Um jovem chega à universidade como o primeiro membro de toda sua família a alcançar o ensino superior, motivo de orgulho genuíno em casa, mas também origem de desafios silenciosos que colegas com pais universitários simplesmente não enfrentam, como não saber a quem recorrer diante de dúvidas burocráticas básicas ou sentir-se deslocado em ambientes acadêmicos com códigos sociais desconhecidos. Esses estudantes, chamados de primeira geração universitária, representam parcela crescente das matrículas em instituições de ensino superior brasileiras, especialmente após políticas de ampliação de acesso das últimas décadas. A Sigma Educação, empresa especializada em aprendizagem, tecnologia e desenvolvimento educacional, observa nesse grupo desafios específicos que merecem atenção institucional dedicada.

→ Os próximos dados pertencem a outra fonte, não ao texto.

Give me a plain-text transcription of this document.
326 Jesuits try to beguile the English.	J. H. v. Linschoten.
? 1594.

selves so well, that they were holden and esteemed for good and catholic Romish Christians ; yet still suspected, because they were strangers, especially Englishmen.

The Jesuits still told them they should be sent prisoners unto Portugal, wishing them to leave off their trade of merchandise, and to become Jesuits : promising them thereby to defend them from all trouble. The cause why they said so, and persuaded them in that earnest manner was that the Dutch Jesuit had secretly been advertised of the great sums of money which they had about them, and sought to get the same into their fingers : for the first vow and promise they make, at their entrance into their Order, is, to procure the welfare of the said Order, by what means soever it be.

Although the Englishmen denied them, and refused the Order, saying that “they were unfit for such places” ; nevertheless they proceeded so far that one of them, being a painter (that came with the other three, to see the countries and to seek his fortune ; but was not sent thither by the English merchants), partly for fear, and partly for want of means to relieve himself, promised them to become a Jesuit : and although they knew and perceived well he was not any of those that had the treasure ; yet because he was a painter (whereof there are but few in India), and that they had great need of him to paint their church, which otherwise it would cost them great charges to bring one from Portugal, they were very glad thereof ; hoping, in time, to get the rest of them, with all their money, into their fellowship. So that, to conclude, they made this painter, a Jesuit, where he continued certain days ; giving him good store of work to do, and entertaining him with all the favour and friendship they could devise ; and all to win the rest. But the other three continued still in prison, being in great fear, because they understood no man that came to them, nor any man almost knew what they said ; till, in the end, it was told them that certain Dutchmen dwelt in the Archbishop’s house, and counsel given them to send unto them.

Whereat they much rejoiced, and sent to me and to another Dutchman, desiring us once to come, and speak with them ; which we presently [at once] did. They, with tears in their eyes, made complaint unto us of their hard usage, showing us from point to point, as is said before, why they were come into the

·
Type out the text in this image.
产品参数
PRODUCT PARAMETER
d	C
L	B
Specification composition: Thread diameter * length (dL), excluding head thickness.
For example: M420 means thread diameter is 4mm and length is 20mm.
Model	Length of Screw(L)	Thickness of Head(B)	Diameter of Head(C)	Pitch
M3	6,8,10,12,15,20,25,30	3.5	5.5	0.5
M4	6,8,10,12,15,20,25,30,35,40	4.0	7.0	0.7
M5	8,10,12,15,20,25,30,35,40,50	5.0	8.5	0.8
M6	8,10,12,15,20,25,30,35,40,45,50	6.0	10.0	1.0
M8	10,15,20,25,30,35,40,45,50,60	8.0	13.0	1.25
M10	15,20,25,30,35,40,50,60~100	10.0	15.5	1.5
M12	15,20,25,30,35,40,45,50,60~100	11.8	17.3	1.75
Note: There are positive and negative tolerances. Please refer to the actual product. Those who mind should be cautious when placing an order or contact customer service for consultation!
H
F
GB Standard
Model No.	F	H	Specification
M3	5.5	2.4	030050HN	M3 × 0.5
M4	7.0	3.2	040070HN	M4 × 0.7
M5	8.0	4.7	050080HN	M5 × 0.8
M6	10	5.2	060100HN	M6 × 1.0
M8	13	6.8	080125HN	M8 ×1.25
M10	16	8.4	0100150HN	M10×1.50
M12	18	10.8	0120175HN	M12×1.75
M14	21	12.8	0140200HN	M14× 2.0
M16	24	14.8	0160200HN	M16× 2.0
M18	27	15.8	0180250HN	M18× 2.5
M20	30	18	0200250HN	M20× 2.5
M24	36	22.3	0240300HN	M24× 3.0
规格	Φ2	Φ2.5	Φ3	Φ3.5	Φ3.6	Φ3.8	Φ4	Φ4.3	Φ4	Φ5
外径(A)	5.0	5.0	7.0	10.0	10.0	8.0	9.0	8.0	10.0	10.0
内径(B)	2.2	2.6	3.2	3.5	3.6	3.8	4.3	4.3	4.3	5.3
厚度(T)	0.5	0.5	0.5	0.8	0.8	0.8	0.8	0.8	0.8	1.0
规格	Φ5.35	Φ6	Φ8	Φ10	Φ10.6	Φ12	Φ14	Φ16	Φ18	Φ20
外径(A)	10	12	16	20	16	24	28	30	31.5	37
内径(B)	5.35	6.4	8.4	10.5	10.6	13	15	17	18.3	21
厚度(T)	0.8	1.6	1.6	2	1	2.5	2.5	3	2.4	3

Compreender quais barreiras específicas esses estudantes enfrentam, além das dificuldades acadêmicas comuns a qualquer calouro, como instituições têm buscado apoiá-los e por que essa trajetória exige acompanhamento particular, é o propósito deste artigo.
Ser o primeiro da família traz desafios além do conteúdo acadêmico?
Estudantes de primeira geração frequentemente não têm em casa alguém que já passou pela experiência universitária e que possa orientá-los sobre como funciona matrícula, como se relacionar com professores, ou até mesmo o que esperar da rotina acadêmica, conhecimento tácito que estudantes com pais universitários absorvem naturalmente ao longo da própria criação familiar.
Para a Sigma Educação, essa ausência de repertório familiar prévio explica por que muitos desses estudantes relatam sensação de não pertencimento nos primeiros meses de curso, mesmo demonstrando plena capacidade acadêmica para acompanhar o conteúdo formal, já que a dificuldade frequentemente está relacionada a códigos sociais implícitos do ambiente universitário, e não ao domínio de conteúdo específico das disciplinas cursadas.
Como instituições têm buscado apoiar esses estudantes na prática?
Programas de mentoria com estudantes veteranos, oficinas específicas sobre navegação burocrática universitária e espaços de acolhimento voltados especificamente para a primeira geração têm ajudado a reduzir a sensação de isolamento vivida por muitos desses calouros durante o processo de adaptação ao novo ambiente acadêmico enfrentado logo no início do curso.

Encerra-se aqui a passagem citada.